The thirty-eighth UQSay seminar on UQ, DACE and related topics will take place online on Thursday afternoon, December 2, 2021.
2–3 PM — Luc Pronzato (CNRS, Univ. Côte d'Azur) — [slides]
Maximum Mean Discrepancy, Bayesian integration and kernel herding for space-filling design
A standard objective in computer experiments is to predict/interpolate the behaviour of an unknown function f on a compact domain from a few evaluations inside the domain. When little is known about the function, space-filling design is advisable: typically, points of evaluation spread out across the available space are obtained by minimizing a geometrical (for instance, minimax-distance) or a discrepancy criterion measuring distance to uniformity.
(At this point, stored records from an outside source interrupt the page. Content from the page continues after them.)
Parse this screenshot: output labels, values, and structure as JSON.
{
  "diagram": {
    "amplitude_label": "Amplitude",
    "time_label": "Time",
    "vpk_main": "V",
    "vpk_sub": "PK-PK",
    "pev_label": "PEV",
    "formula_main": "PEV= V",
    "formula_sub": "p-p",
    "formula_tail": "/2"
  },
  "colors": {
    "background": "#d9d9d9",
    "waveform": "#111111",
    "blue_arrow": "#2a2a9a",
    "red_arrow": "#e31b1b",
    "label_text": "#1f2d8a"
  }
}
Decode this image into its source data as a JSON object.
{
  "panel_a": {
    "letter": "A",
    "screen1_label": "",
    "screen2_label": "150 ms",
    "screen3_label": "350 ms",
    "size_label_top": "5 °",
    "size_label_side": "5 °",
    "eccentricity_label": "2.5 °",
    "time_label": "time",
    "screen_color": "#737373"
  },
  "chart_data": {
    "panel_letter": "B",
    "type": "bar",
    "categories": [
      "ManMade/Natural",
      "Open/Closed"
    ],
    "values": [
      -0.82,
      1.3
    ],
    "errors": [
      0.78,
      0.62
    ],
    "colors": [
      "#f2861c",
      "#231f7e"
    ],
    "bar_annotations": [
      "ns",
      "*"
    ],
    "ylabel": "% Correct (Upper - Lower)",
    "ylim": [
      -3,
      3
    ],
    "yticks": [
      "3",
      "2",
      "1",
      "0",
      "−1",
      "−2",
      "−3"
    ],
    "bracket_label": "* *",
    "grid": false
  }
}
We focus our attention to sequential constructions where design points are added one at a time. The presentation is based on the survey [4], built on several recent results [2, 5, 6] that show how energy functionals can be used to measure distance to uniformity. We investigate connections between design for integration of f with respect to a measure µ (quadrature design), construction of the (continuous) BLUE for the location model, and minimization of energy (kernel discrepancy) for signed measures. Integrally strictly positive definite kernels define strictly convex energy functionals, with an equivalence between the notions of potential and directional derivative showing the strong relation between discrepancy minimization and more traditional design of optimal experiments, as used for instance in [3]. Kernel herding algorithms, which are special instances of vertex-direction methods used in optimal design [1, 7], can be applied to the construction of point sequences with suitable space-filling properties. Several illustrative examples are presented
Refs:
- F. Bach, S. Lacoste-Julien, and G. Obozinski. On the equivalence between herding and conditional gradient algorithms. In Proc. 29th Annual International Conference on Machine Learning, pages 1355–1362, 2012.
- S.B. Damelin, F.J. Hickernell, D.L. Ragozin, and X. Zeng. On energy, discrepancy and group invariant measures on measurable subsets of Euclidean space. J. Fourier Anal. Appl., 16:813–839, 2010.
- S. Mak and V.R. Joseph. Support points. Annals of Statistics, 46(6A):2562–2592, 2018.
- L. Pronzato and A.A. Zhigljavsky. Bayesian quadrature, energy minimization and space-filling design. SIAM/ASA J. Uncertainty Quantification, 8(3):959–1011, 2020.
- S. Sejdinovic, B. Sriperumbudur, A. Gretton, and K. Fukumizu. Equivalence of distance-based and RKHS-based statistics in hypothesis testing. The Annals of Statistics, 41(5):2263–2291, 2013.
- B.K. Sriperumbudur, A. Gretton, K. Fukumizu, B. Schölkopf, and G.R.G. Lanckriet. Hilbert space embeddings and metrics on probability measures. Journal of Machine Learning Research, 11:1517–1561, 2010.
- M. Welling. Herding dynamical weights to learn. In Proc. 26th Annual International Conference on Machine Learning, pages 1121–1128, 2009.
Organizing committee: Pierre Barbillon (MIA-Paris), Julien Bect (L2S), Nicolas Bousquet (EDF R&D), Didier Clouteau (MSSMAT), Amélie Fau (LMT), Filippo Gatti (MSSMAT), Bertrand Iooss (EDF R&D), Alexandre Janon (LMO), Sidonie Lefebvre (DOTA), Fernando Lopez-Caballero (MSSMAT), Didier Lucor (LISN), Emmanuel Vazquez (L2S).
Coordinator: Julien Bect (L2S).
Practical details: the seminar will be held online using Microsoft Teams.
If you want to attend this seminar (or any of the forthcoming online UQSay seminars), and if you do not already have access to the UQSay group on Teams, simply send an email and you will be invited. Please specify which email address the invitation must be sent to (this has to be the address associated with your Teams account).
You will find the link to the seminar on the "General" UQSay channel on Teams, approximately 15 minutes before the beginning.
The technical side of things: you can use Teams either directly from your web browser or using the "fat client", which is available for most platforms (Windows, Linux, Mac, Android & iOS). We strongly recommend the latter option whenever possible. Please give it a try before the seminar to anticipate potential problems.